Kansas, janvier 1861, à quelques mois du début de la Guerre de Sécession, le prêcheur Markham et sa horde de fanatiques font régner la terreur tout au long de la frontière avec l'état voisin du Missouri... Un cavalier sans nom les suit à la trace.Des plaines enneigées du Middle West jusqu'aux ruelles sombres de New York, la quête de vengeance et d'identité entraînera le cavalier dans un affrontement teinté de surnaturel. 

Plus de 35 ans après l'apparition de Durango, Yves Swolfs revient au western avec La Piste du Prêcheur, premier album de Lonesome. Le western connaît un regain d'intérêt en BD comme en séries télé ou au cinéma, mais dès les premières pages cette nouveauté, on retrouve le western "à la Swolfs". Un choix revendiqué par l'auteur qui prend clairement plaisir à ce retour sur des pistes connues. Connues ? Pas tant que ça, car ce tome 1, très documenté, réserve pas mal de surprises. Yves Swolfs nous en parle.

Imaginiez-vous revenir un jour au western quand vous avez arrêté Durango en tant qu’auteur complet ?

Yves Swolfs : Pas de prime abord, non. Cette envie s’est manifestée il y a quatre ou cinq ans, en travaillant sur les derniers tomes du Prince de la Nuit et de Légende. J’avais envie de faire quelque chose de neuf, mais le western s’est imposé et je pense aujourd’hui que j’ai procédé à un bon choix, tant je me suis senti motivé par la création de Lonesome et la réalisation de ce premier tome.

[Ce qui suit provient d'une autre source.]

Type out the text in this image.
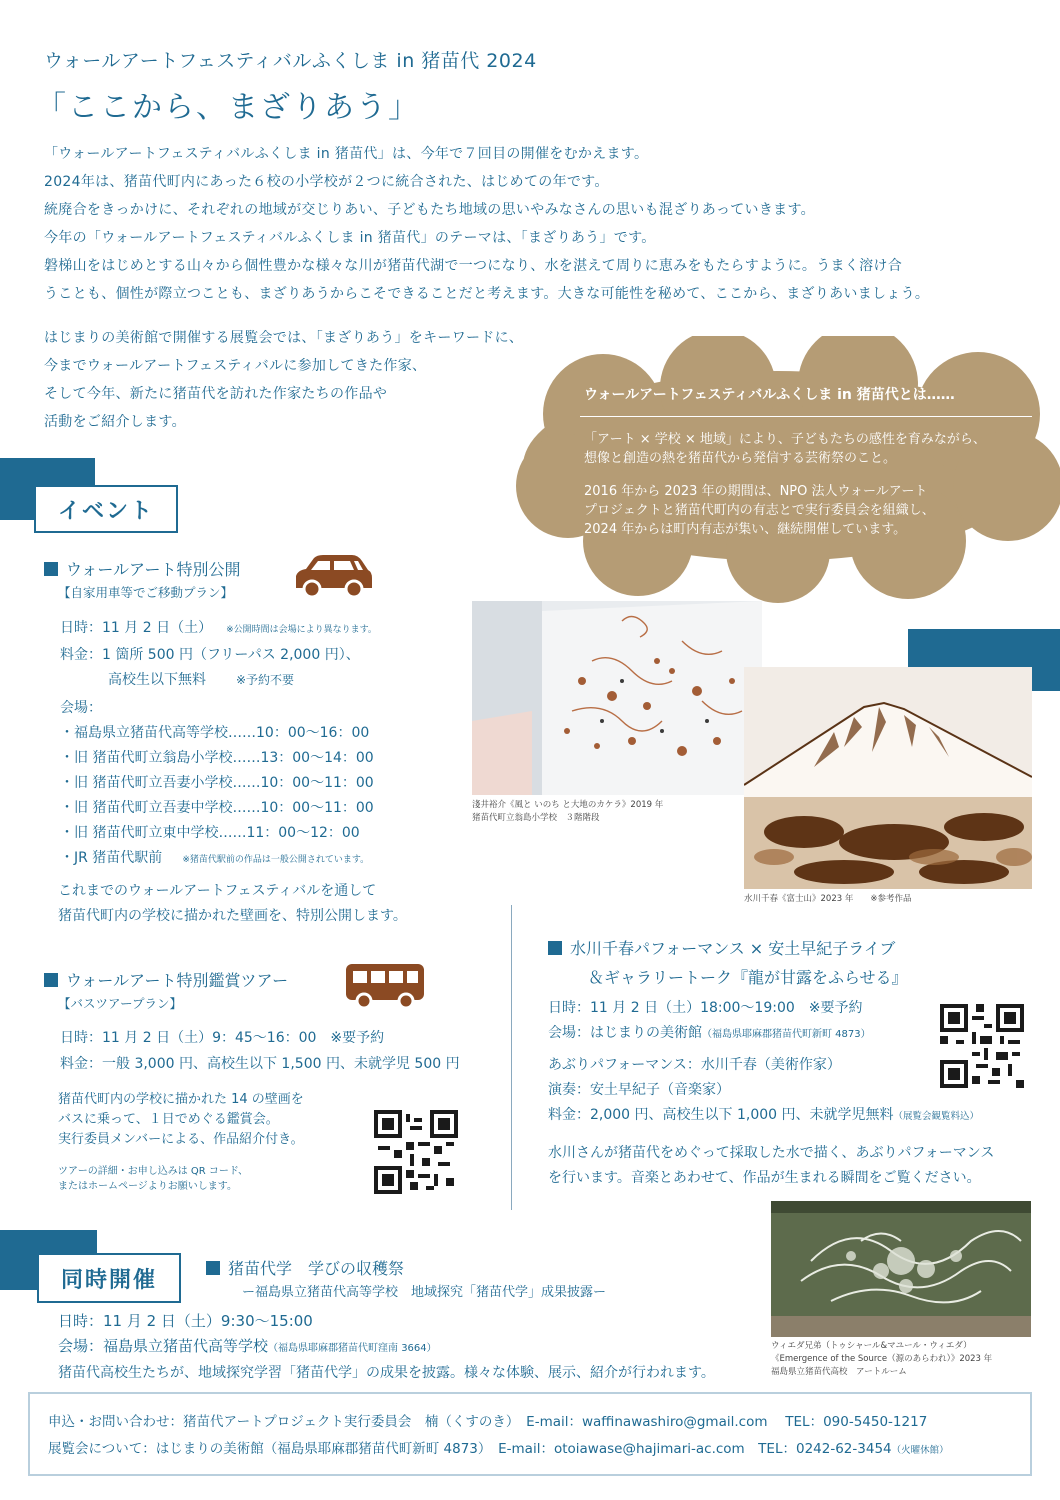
ウォールアートフェスティバルふくしま in 猪苗代 2024
「ここから、まざりあう」
「ウォールアートフェスティバルふくしま in 猪苗代」は、今年で７回目の開催をむかえます。
2024年は、猪苗代町内にあった６校の小学校が２つに統合された、はじめての年です。
統廃合をきっかけに、それぞれの地域が交じりあい、子どもたち地域の思いやみなさんの思いも混ざりあっていきます。
今年の「ウォールアートフェスティバルふくしま in 猪苗代」のテーマは、「まざりあう」です。
磐梯山をはじめとする山々から個性豊かな様々な川が猪苗代湖で一つになり、水を湛えて周りに恵みをもたらすように。うまく溶け合
うことも、個性が際立つことも、まざりあうからこそできることだと考えます。大きな可能性を秘めて、ここから、まざりあいましょう。
はじまりの美術館で開催する展覧会では、「まざりあう」をキーワードに、
今までウォールアートフェスティバルに参加してきた作家、
そして今年、新たに猪苗代を訪れた作家たちの作品や
活動をご紹介します。
ウォールアートフェスティバルふくしま in 猪苗代とは……
「アート × 学校 × 地域」により、子どもたちの感性を育みながら、
想像と創造の熱を猪苗代から発信する芸術祭のこと。
2016 年から 2023 年の期間は、NPO 法人ウォールアート
プロジェクトと猪苗代町内の有志とで実行委員会を組織し、
2024 年からは町内有志が集い、継続開催しています。
イベント
ウォールアート特別公開
【自家用車等でご移動プラン】
日時：11 月 2 日（土） ※公開時間は会場により異なります。
料金：1 箇所 500 円（フリーパス 2,000 円）、
高校生以下無料	※予約不要
会場：
・福島県立猪苗代高等学校……10：00～16：00
・旧 猪苗代町立翁島小学校……13：00～14：00
・旧 猪苗代町立吾妻小学校……10：00～11：00
・旧 猪苗代町立吾妻中学校……10：00～11：00
・旧 猪苗代町立東中学校……11：00～12：00
・JR 猪苗代駅前 ※猪苗代駅前の作品は一般公開されています。
これまでのウォールアートフェスティバルを通して
猪苗代町内の学校に描かれた壁画を、特別公開します。
淺井裕介《風と いのち と大地のカケラ》2019 年
猪苗代町立翁島小学校　３階階段
水川千春《富士山》2023 年　　※参考作品
ウォールアート特別鑑賞ツアー
【バスツアープラン】
日時：11 月 2 日（土）9：45～16：00　※要予約
料金：一般 3,000 円、高校生以下 1,500 円、未就学児 500 円
猪苗代町内の学校に描かれた 14 の壁画を
バスに乗って、１日でめぐる鑑賞会。
実行委員メンバーによる、作品紹介付き。
ツアーの詳細・お申し込みは QR コード、
またはホームページよりお願いします。
水川千春パフォーマンス × 安土早紀子ライブ
＆ギャラリートーク『龍が甘露をふらせる』
日時：11 月 2 日（土）18:00～19:00　※要予約
会場：はじまりの美術館（福島県耶麻郡猪苗代町新町 4873）
あぶりパフォーマンス：水川千春（美術作家）
演奏：安土早紀子（音楽家）
料金：2,000 円、高校生以下 1,000 円、未就学児無料（展覧会観覧料込）
水川さんが猪苗代をめぐって採取した水で描く、あぶりパフォーマンス
を行います。音楽とあわせて、作品が生まれる瞬間をご覧ください。
同時開催	猪苗代学　学びの収穫祭
ー福島県立猪苗代高等学校　地域探究「猪苗代学」成果披露ー
日時：11 月 2 日（土）9:30～15:00
会場：福島県立猪苗代高等学校（福島県耶麻郡猪苗代町窪南 3664）
猪苗代高校生たちが、地域探究学習「猪苗代学」の成果を披露。様々な体験、展示、紹介が行われます。
ウィエダ兄弟（トゥシャール&マユール・ウィエダ）
《Emergence of the Source（源のあらわれ）》2023 年
福島県立猪苗代高校　アートルーム
申込・お問い合わせ：猪苗代アートプロジェクト実行委員会　楠（くすのき）　E-mail：waffinawashiro@gmail.com　 TEL：090-5450-1217
展覧会について：はじまりの美術館（福島県耶麻郡猪苗代町新町 4873）　E-mail：otoiawase@hajimari-ac.com　TEL：0242-62-3454（火曜休館）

Vous avez choisi une scène d’ouverture qui rappelle bien des références cinématographiques, d’Il était une fois dans l’Ouest aux 8 Salopards de Tarantino…

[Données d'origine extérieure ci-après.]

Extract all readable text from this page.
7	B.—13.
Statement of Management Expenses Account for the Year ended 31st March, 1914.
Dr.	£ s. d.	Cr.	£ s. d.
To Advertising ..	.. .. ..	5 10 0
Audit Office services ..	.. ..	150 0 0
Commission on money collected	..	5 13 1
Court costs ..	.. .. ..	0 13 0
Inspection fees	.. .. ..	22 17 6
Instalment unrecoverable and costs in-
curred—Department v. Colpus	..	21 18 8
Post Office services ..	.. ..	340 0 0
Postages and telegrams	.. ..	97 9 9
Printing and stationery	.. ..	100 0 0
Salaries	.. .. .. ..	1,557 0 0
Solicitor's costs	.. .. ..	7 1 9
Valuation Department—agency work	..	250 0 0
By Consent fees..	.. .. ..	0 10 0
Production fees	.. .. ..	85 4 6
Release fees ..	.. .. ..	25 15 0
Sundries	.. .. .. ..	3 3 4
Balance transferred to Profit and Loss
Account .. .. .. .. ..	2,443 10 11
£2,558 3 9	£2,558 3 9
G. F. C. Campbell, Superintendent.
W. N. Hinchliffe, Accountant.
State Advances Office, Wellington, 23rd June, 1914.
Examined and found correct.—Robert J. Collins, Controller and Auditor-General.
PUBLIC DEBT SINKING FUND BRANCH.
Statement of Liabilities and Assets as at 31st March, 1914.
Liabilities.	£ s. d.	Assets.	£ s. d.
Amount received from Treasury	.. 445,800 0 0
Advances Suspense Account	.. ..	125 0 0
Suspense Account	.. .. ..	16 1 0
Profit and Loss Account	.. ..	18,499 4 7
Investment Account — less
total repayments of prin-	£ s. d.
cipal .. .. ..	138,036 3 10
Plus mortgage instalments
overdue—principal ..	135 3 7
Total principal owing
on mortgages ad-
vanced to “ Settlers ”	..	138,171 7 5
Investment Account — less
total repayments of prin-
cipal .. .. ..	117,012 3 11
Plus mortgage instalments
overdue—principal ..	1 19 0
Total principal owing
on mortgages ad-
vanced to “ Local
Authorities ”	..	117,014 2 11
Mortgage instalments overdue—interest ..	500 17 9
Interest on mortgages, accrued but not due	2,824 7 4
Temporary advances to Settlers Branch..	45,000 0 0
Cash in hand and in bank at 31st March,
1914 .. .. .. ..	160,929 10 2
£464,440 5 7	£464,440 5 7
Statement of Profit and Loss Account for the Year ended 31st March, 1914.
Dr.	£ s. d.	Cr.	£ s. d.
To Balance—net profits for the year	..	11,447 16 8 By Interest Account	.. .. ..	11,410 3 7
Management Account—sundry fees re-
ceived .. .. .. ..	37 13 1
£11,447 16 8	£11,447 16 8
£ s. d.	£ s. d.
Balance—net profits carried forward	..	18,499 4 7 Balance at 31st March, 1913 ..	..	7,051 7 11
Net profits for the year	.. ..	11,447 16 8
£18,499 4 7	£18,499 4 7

Ou encore Le Grand Silence, et il y en a d’autres... Je voulais me faire plaisir en dessinant cette scène, et en même temps indiquer à mes lecteurs que c’était le retour du western « à la Swolfs » à 150 %. Curieusement, alors que je dessinais Durango, je ne me rendais pas compte que je faisais du western « à la Swolfs », et ce sont mes lecteurs qui peu à peu ont établi cette différenciation. Pour moi, je faisais du western un peu en marge du genre dominant, avec mon style, des références que j’aime et voilà, mais je ne pensais pas représenter un style à moi tout seul !

On traverse un retour du western en BD, de nouvelles séries sont apparues et fonctionnent bien et même Hermann s’y est remis…

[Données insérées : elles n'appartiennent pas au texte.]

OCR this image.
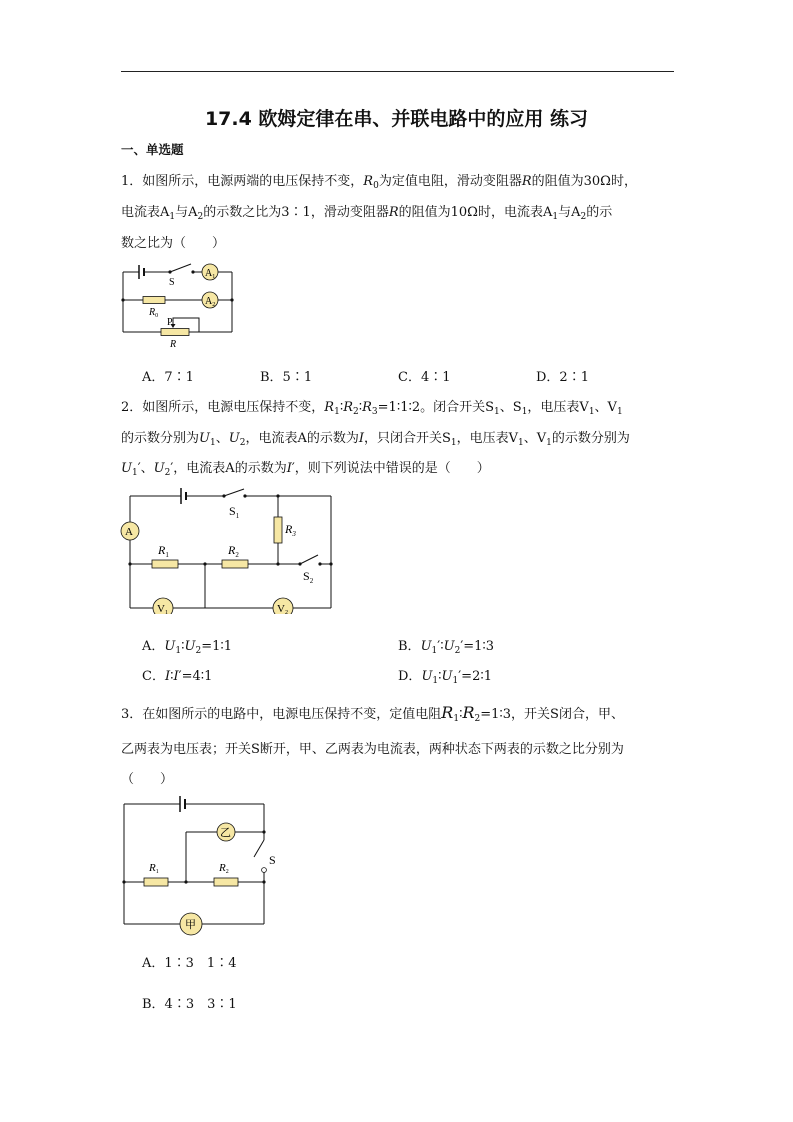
17.4 欧姆定律在串、并联电路中的应用 练习
一、单选题
1．如图所示，电源两端的电压保持不变，$R_0$为定值电阻，滑动变阻器R的阻值为30Ω时，
电流表$A_1$与$A_2$的示数之比为3∶1，滑动变阻器R的阻值为10Ω时，电流表$A_1$与$A_2$的示
数之比为（　　）
$A_1$
$A_2$
S
$R_0$
P
R
A．7∶1	B．5∶1	C．4∶1	D．2∶1
2．如图所示，电源电压保持不变，$R_1∶R_2∶R_3=1∶1∶2$。闭合开关$S_1$、$S_1$，电压表$V_1$、$V_1$
的示数分别为$U_1$、$U_2$，电流表A的示数为I，只闭合开关$S_1$，电压表$V_1$、$V_1$的示数分别为
$U_1'$、$U_2'$，电流表A的示数为I′，则下列说法中错误的是（　　）
A
$S_1$
$R_3$
$R_1$	$R_2$
$S_2$
V1	V2
A．$U_1∶U_2=1∶1$	B．$U_1'∶U_2'=1∶3$
C．I∶I′=4∶1	D．$U_1∶U_1'=2∶1$
3．在如图所示的电路中，电源电压保持不变，定值电阻$R_1∶R_2=1∶3$，开关S闭合，甲、
乙两表为电压表；开关S断开，甲、乙两表为电流表，两种状态下两表的示数之比分别为
（　　）
乙
甲
S
R1	R2
A．1∶3　1∶4
B．4∶3　3∶1
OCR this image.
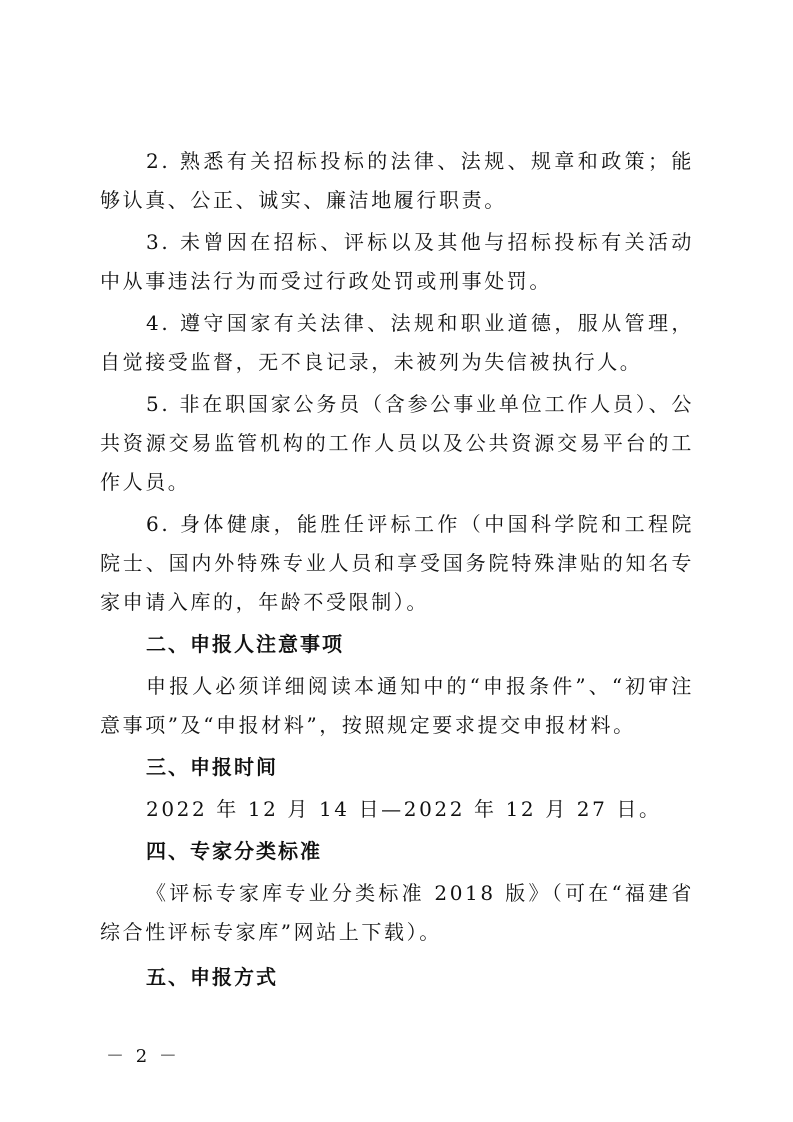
2. 熟悉有关招标投标的法律、法规、规章和政策；能够认真、公正、诚实、廉洁地履行职责。

3. 未曾因在招标、评标以及其他与招标投标有关活动中从事违法行为而受过行政处罚或刑事处罚。

4. 遵守国家有关法律、法规和职业道德，服从管理，自觉接受监督，无不良记录，未被列为失信被执行人。

5. 非在职国家公务员（含参公事业单位工作人员）、公共资源交易监管机构的工作人员以及公共资源交易平台的工作人员。

6. 身体健康，能胜任评标工作（中国科学院和工程院院士、国内外特殊专业人员和享受国务院特殊津贴的知名专家申请入库的，年龄不受限制）。

二、申报人注意事项

申报人必须详细阅读本通知中的“申报条件”、“初审注意事项”及“申报材料”，按照规定要求提交申报材料。

三、申报时间

2022 年 12 月 14 日—2022 年 12 月 27 日。

四、专家分类标准

《评标专家库专业分类标准 2018 版》（可在“福建省综合性评标专家库”网站上下载）。

五、申报方式

－ 2 －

J’ai l’impression que ce phénomène est un peu cyclique et que, comme d’autres genres, il réémerge par période. On a eu beaucoup de SF, de Fantasy, de thrillers financiers et autres, et voilà le western qui revient, sous une forme un peu plus actuelle, avec d’autres approches…  Regardez du côté des séries télé, la qualité atteinte par Deadwood ou Hell On Wheels, souvent meilleures que certains films ! Au cinéma, j’ai bien aimé le Django de Tarantino, par contre j’ai trouvé les 8 Salopards décevant.

Lonesome vous permet-il d’exploiter d’autres idées que Durango ? D’aller plus loin ?

D’une manière générale, je dirais que je ne conçois plus un western, aujourd’hui, comme je le faisais pour Durango. Mais Lonesome ne se déroule pas à la même époque, le contexte est plus ancien, plus rustique. Cette période qui se situe juste avant la guerre de Sécession est très particulière. J’y introduis une sorte de « théorie du complot », attachée au contexte historique, et la rencontre de ces différents éléments fournit une matière riche pour le récit…  On me dit que le personnage rappelle le personnage de Durango, mais pour moi il évoque un archétype du western italien. Je pense que les lecteurs vont découvrir un personnage plus riche, plus nuancé, peut-être avec plus de… maturité, mais cette évolution correspond à mon expérience, à ma carrière.

Le pistolet Mauser était l’arme emblématique de Durango, dans Lonesome aussi vous définissez précisément son type de revolver. Etes-vous un passionné d’armes anciennes ?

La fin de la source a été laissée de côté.